How I booked flights to Turkey

Last winter break I decided to start traveling, and picked Turkey for my first trip. I originally had hoped to go to both Georgia and Turkey, piggybacking onto a friend’s trip to Georgia, and then meeting up with a friend in Istanbul. My friend’s connection in Tbilisi turned out to potentially be going to Istanbul himself for New Year’s, plus flights to Tbilisi were looking rather expensive, so I decided to focus my search on Turkey itself.

I did not have flexibility of when to fly, since I wanted to maximize time in Europe, and I had commitments in the US on either end (Xmas, and a friend’s wedding). So I had to leave smack in the middle of one of the most expensive times to travel of the year.

This is where kayak.com is very handy. I used kayak.com and found that flights were much cheaper leaving from the NYC area rather than LA. I decided to do my flight search from there, which also allowed me to schedule an earlier flight from LA to try for a gig in NJ/NYC area to cover some expenses (fell through, unfortunately). I again switched off the button that says “hide longer flights”, and found prices that were a lot cheaper than the quicker flights. This also allowed me to visit Hamburg, Frankfurt, and Zurich “for free” (meals and local transport not included of course).

I booked this flight through expedia, which saved me about $300 than the next flight that could fit my schedule (albeit quicker). One thing to be careful about, that I learned on this trip, is to make sure your purchased flights will actually accrue miles for your frequent flyer plan. If you’re going to buy a flight, you might as well earn miles on it, right? Apparently flights have a booking code. This will be a letter, such as V, F, W, etc. You need to check this code on the airline’s FF site and see how much it will earn- some partner flights actually won’t earn any miles if it has the “wrong” code. I was about to put all of these flights (6!) on my US Airways account, but it turned out that some of my flights would not count for miles, but they would on United. So I put those miles to United, and the other flights to US Air. It can be a little tricky, but it pays to take the extra 5 minutes and look this up.

Also I was able to get extra miles by paying about $200 to use United’s Award Accelerator, which was offered to me at check in for my flight to Europe. It’s nice to take advantage of that, especially if your ways of acquiring miles are limited (like me, who doesn’t have a swanky job and can’t qualify for the CC’s that earn those large sign-up bonuses). Divide the price you are paying (ex: $200) by the amount of EXTRA miles accrued (ex- your flight is 4000 miles, you buy the multiply by 3 option, you will accrue 8000 EXTRA miles.
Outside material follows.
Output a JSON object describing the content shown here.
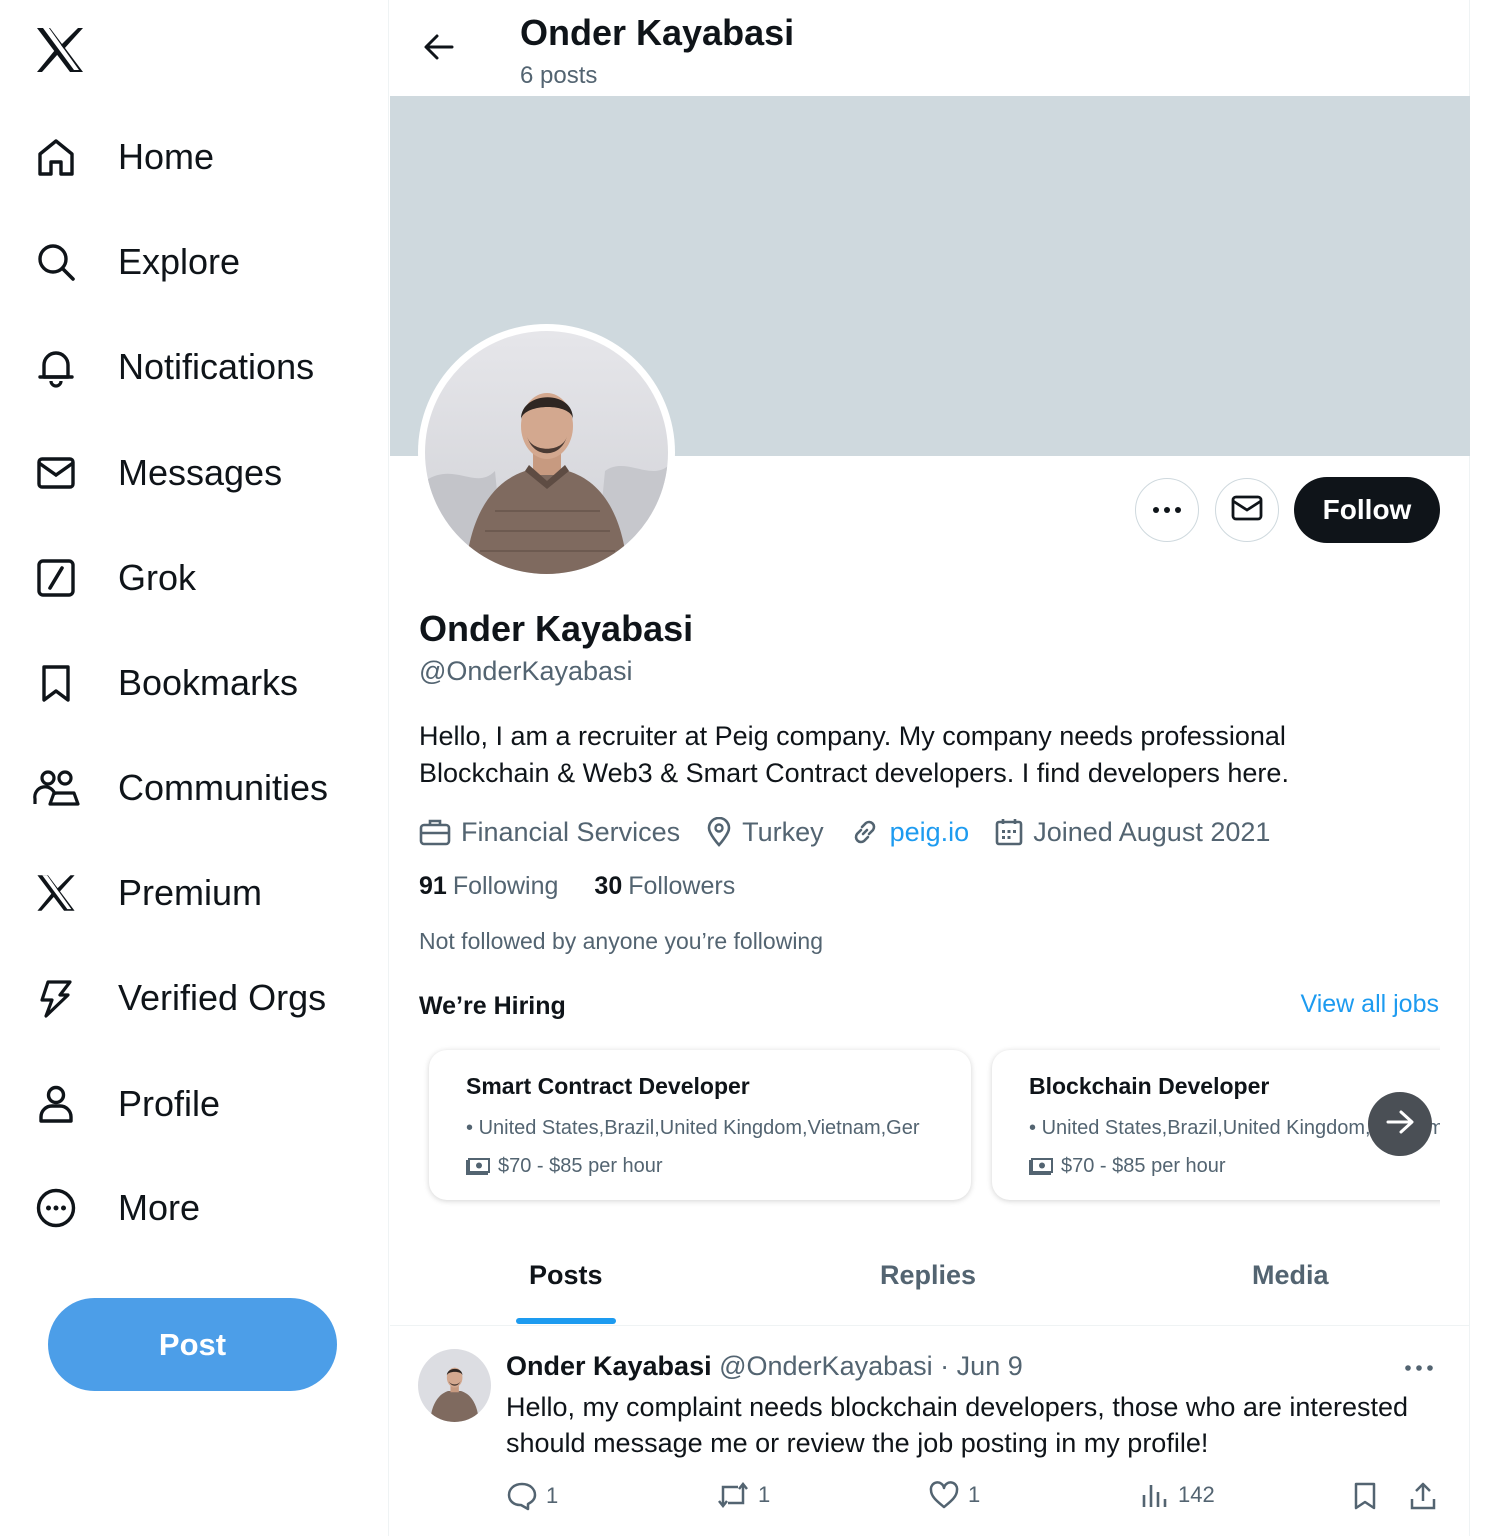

Don’t do it by total amount acquired, ie 12,000) to give you price per mile. This example works out to 2.5 cents per mile, which is decent. It’s worth looking at if the price is between 1.5-2.6 cents per mile or if you need some extra miles soon to top off your account for an award.

Another interesting thing is that for many shorter flights you earn a minimum of 500 miles. I scored 4 cheap flights on Turkish Airlines (a fine airline) by using their international, rather than American website. The prices were listed in Turkish Lira, so it was easy enough to check the exchange rate on a currency converter. I did have to call to make my reservation rather than online, because I was using an American card rather than European, but I saved over $600 from kayak’s price, and more than $200 from the US Turkish Airline’s site!
Then I checked which program to accrue the miles to, and earned 500 miles on each segment, even though all of them were less than 500 miles.

Total miles flown to and from Europe: 11,816 miles
Total miles earned: 16,844

This got me almost halfway to my free ticket to Spain, so it was worth it to me.